Response from Secretary of State Edward Davey to the Intergovernmental Panel on Climate Change (IPCC) Fifth Assessment Report (AR5): The Latest Assessment of Climate Science
Today, Friday 27 September, the United Nations Intergovernmental Panel on Climate Change (IPCC) has published the first of three volumes of the fifth Assessment Report - the most comprehensive assessment of the science of climate change ever undertaken.
The Secretary of State for Energy and Climate Change Edward Davey conveyed the urgency of addressing the report’s latest findings and said:
The message of this report is clear - the Earth’s climate has warmed over the last century and man-made greenhouse gases have caused much of that global warming. The gases emitted now are accumulating in the atmosphere and so the solutions must be set in motion today. The risks and costs of doing nothing today are so great, only a deeply irresponsible government would be so negligent.
Without urgent action to cut greenhouse gas emissions this warming will continue, with potentially dangerous impacts upon our societies and economy. This strengthens the case for international leaders to work for an ambitious, legally binding global agreement in 2015 to cut carbon emissions.
This report is the most authoritative , credible analysis of climate change science ever. It represents a huge amount of work by over 250 unpaid scientific experts drawn from universities and research institutes in 39 different countries around the world. We owe them our gratitude because this report makes clear what is at stake if we don’t act.
Prof David MacKay FRS, Chief Scientific Advisor to the Department of Energy and Climate Change, said:
“I’m not a climate scientist, but I often read the climate science literature and attend meetings where climate scientists discuss their work.
“The climate science community are doing excellent, open science: climate scientists are healthily critical of their own work, and well aware of the questions that have yet to be resolved.
“The climate system is astonishingly complex, and I admire the steady progress that climate scientists are making to improve our understanding of this remarkable, dynamic world in which humanity is sustained. The IPCC’s fifth assessment report has been produced by the generous work of hundreds of scientific experts drawn from universities and research institutes around the world. There is no equivalent of the IPCC in any other area of science.

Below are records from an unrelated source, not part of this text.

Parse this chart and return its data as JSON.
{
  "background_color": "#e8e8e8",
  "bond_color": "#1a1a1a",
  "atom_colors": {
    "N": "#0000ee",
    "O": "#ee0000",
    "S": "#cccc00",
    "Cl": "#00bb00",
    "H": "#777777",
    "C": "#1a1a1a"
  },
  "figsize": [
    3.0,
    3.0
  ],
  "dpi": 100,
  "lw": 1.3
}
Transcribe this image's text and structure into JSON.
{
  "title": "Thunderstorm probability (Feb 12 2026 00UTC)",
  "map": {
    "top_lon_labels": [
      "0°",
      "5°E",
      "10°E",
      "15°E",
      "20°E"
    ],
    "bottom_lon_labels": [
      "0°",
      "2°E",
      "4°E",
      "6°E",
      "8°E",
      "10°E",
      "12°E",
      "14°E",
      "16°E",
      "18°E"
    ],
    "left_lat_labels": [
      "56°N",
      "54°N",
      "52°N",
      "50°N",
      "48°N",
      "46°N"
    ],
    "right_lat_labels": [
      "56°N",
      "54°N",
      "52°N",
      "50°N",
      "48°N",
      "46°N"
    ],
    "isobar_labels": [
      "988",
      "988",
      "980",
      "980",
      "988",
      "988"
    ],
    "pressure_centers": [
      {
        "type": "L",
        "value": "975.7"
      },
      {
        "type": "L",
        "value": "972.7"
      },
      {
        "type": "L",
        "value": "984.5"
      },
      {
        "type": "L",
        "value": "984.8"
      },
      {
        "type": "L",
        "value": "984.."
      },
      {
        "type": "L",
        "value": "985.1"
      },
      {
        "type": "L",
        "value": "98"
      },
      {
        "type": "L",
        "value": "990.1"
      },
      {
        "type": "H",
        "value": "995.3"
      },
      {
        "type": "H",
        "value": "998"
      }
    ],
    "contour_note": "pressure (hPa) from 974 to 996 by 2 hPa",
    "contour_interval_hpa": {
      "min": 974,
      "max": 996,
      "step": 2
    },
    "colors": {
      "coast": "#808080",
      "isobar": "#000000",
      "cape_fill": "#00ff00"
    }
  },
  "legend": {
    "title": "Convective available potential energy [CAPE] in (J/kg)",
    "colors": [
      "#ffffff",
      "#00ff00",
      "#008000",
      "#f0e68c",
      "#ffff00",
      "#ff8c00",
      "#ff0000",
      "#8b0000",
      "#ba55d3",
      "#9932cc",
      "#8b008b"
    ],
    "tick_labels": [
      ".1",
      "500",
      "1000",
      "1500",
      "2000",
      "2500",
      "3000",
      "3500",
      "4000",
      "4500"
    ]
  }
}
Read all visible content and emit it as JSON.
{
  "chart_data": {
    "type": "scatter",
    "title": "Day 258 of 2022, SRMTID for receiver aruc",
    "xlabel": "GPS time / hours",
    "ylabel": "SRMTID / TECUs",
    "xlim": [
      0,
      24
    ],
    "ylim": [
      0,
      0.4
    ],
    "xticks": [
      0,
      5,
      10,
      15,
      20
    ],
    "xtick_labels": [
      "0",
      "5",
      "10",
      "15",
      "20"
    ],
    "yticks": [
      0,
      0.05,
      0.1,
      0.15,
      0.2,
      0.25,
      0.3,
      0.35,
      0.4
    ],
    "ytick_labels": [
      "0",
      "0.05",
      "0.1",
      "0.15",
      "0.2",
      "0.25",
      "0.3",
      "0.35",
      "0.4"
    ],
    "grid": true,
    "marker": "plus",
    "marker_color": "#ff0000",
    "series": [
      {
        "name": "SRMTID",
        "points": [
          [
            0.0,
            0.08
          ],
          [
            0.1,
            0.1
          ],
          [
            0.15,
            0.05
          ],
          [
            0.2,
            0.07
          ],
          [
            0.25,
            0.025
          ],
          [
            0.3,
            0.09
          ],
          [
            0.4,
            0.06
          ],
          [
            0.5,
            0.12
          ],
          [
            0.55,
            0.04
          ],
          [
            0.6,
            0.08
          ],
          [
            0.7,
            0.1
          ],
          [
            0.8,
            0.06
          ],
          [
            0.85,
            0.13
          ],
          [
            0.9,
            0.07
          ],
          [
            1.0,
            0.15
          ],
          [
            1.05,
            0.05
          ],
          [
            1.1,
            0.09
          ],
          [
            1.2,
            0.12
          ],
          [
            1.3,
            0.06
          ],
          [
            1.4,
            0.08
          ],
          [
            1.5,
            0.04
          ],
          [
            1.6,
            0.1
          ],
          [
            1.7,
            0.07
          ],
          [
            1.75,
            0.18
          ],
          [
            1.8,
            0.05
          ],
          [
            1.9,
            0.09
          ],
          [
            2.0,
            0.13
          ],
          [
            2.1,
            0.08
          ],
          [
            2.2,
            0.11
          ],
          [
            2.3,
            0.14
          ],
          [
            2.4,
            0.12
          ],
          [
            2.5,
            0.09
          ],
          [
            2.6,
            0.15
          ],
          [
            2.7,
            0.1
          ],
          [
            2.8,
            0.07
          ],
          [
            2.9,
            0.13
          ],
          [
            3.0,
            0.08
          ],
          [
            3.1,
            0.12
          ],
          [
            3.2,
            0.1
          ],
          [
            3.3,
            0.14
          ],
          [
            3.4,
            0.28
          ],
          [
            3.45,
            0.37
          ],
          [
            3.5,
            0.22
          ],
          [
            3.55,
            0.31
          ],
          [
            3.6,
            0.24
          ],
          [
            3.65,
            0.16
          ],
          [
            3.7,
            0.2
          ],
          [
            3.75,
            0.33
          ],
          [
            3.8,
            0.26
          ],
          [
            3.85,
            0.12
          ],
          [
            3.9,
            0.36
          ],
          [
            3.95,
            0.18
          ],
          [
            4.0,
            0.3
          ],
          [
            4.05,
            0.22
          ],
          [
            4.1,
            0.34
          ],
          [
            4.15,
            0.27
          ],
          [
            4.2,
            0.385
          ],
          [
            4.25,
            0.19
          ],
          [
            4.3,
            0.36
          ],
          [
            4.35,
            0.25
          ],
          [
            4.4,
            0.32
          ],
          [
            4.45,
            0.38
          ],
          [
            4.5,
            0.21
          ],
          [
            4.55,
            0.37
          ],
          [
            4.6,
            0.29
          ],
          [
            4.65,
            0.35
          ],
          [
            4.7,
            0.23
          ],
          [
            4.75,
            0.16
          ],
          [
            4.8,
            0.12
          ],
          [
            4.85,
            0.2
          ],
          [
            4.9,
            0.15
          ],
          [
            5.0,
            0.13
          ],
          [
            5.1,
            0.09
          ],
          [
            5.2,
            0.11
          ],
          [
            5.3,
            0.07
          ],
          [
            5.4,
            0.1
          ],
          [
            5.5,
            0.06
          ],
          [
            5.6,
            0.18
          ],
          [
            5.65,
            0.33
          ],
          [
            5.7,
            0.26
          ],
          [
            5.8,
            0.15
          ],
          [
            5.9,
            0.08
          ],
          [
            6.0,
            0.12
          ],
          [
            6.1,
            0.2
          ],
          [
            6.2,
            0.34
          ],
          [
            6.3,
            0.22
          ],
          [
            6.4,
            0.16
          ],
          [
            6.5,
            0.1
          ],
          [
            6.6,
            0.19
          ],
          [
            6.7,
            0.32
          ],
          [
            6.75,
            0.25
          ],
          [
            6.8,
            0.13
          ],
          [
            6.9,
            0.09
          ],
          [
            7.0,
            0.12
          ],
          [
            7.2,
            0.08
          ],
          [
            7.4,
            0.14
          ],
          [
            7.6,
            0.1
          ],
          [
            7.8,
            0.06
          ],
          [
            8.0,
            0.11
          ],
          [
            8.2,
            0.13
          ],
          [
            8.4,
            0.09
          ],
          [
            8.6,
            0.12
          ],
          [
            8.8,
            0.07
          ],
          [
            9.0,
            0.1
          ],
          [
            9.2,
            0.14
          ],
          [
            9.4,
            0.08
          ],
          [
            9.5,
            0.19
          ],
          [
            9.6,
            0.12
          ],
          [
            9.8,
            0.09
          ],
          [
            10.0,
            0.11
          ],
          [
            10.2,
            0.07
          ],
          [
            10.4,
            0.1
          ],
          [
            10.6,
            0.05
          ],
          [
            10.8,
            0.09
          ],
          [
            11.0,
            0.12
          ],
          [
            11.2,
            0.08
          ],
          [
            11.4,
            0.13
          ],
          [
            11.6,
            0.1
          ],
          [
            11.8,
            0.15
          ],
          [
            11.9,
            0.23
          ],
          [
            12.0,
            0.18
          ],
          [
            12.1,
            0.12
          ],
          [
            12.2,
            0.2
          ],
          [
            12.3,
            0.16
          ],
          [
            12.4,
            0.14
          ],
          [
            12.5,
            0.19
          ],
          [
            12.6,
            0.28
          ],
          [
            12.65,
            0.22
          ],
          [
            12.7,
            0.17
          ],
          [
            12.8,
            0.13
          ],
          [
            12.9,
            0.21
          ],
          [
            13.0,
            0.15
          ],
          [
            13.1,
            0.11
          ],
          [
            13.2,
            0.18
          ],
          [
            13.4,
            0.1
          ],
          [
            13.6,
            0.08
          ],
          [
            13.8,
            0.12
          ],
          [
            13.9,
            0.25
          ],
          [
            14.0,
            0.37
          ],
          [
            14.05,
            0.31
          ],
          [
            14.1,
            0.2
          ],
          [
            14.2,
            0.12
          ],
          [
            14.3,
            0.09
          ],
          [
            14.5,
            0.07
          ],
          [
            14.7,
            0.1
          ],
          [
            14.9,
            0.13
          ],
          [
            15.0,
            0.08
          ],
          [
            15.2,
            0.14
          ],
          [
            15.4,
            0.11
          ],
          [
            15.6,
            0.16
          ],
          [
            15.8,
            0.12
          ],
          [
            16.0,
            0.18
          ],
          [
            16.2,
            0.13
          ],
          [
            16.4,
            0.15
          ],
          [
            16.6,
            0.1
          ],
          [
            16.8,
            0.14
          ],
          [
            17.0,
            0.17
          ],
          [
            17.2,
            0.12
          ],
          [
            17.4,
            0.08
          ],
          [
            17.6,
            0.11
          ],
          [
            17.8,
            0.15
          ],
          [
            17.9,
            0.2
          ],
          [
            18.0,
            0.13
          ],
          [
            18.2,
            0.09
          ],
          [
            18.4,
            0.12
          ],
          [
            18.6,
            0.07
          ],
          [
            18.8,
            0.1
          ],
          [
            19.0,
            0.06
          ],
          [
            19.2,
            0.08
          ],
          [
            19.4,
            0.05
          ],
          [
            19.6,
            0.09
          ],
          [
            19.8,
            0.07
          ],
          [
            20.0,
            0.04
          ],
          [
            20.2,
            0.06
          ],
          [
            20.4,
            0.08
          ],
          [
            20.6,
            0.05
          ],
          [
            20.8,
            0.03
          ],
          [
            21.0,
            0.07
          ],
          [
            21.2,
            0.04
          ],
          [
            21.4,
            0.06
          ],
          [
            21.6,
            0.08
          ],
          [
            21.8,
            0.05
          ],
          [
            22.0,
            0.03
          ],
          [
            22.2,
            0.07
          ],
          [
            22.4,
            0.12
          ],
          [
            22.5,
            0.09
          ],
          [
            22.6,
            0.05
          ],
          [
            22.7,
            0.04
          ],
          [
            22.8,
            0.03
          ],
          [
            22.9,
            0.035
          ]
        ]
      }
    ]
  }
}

“This latest report is the most authoritative and comprehensive report to date of our understanding of climate change. The scientific consensus is that the world has warmed and will warm more, owing to human activities. There is robust evidence that human greenhouse gas emissions are already changing our world; global temperatures have risen every decade for the last three decades, oceans are acidifying, rainfall patterns are changing, sea levels are rising, arctic sea ice is declining, and some extreme weather events are becoming more frequent and intense.
“It is predicted, from simple physics, that the more humanity increases the quantities of greenhouse gases in the atmosphere, the warmer the Earth will become. The far-reaching consequences of this warming are becoming understood, although some uncertainties remain. The most significant uncertainty, however, is how much carbon humanity will choose to put into the atmosphere in the future. It is the total sum of all our carbon emissions that will determine the impacts. We need to take action now, to maximise our chances of being faced with impacts that we, and our children, can deal with.
“One important message of this new report is that, while there remains some uncertainty about the precise sensitivity of the climate to greenhouse gas emissions, the impact on climate is largely determined by the cumulative total of humanity’s carbon emissions. This means that waiting a decade or two before taking climate change action will certainly lead to greater harm than acting now.”
Note for editors:
You can read more about the IPCC report in DECC’s “key points and questions” publication.
Highlights from the AR5 Summary
- Human influence on the climate system is clear. This is evident in most regions of the globe.
- Warming in the climate system is unequivocal.
- Global surface temperature change for the end of the 21st century is projected to be likely to exceed 1.5°C relative to 1850 to 1900 in all but the lowest scenario considered, and likely to exceed 2°C for the two high scenarios
- Projections of climate change are based on a new set of four scenarios of future greenhouse gas concentrations and aerosols, spanning a wide range of possible futures. The Working Group I report assessed global and regional-scale climate change for the early, mid-, and later 21st century.
The UK is committed to reducing its emissions by 34% by 2020 and 80% by 2050, compared to the 1990 baseline. These targets are enshrined in law: the Climate Change Act (2008), and the government’s performance against them is monitored by an independent Climate Change Committee. We are progressively decarbonising our energy sector, transport and economy and have introduced incentives to reduce domestic energy consumption. The proposed Energy Bill will enable low carbon technologies to compete in the electricity market and attract investment.
Internationally, we are working towards a binding global deal to reduce emissions at the United Nations Framework Convention on Climate Change (UNFCCC) Conference of the Parties in 2015. We agreed, as part of the EU, to enter the second commitment period of the Kyoto Protocol and are pressing the EU to move to a 30% emissions reduction target by 2020 and 50% by 2030 in the context of a global comprehensive agreement on climate change. Alongside this, the UK is providing £3.87 billion through its International Climate Fund (ICF) to support developing countries, to demonstrate low carbon development, protect forests and to help the poorest countries adapt to the impacts of climate change.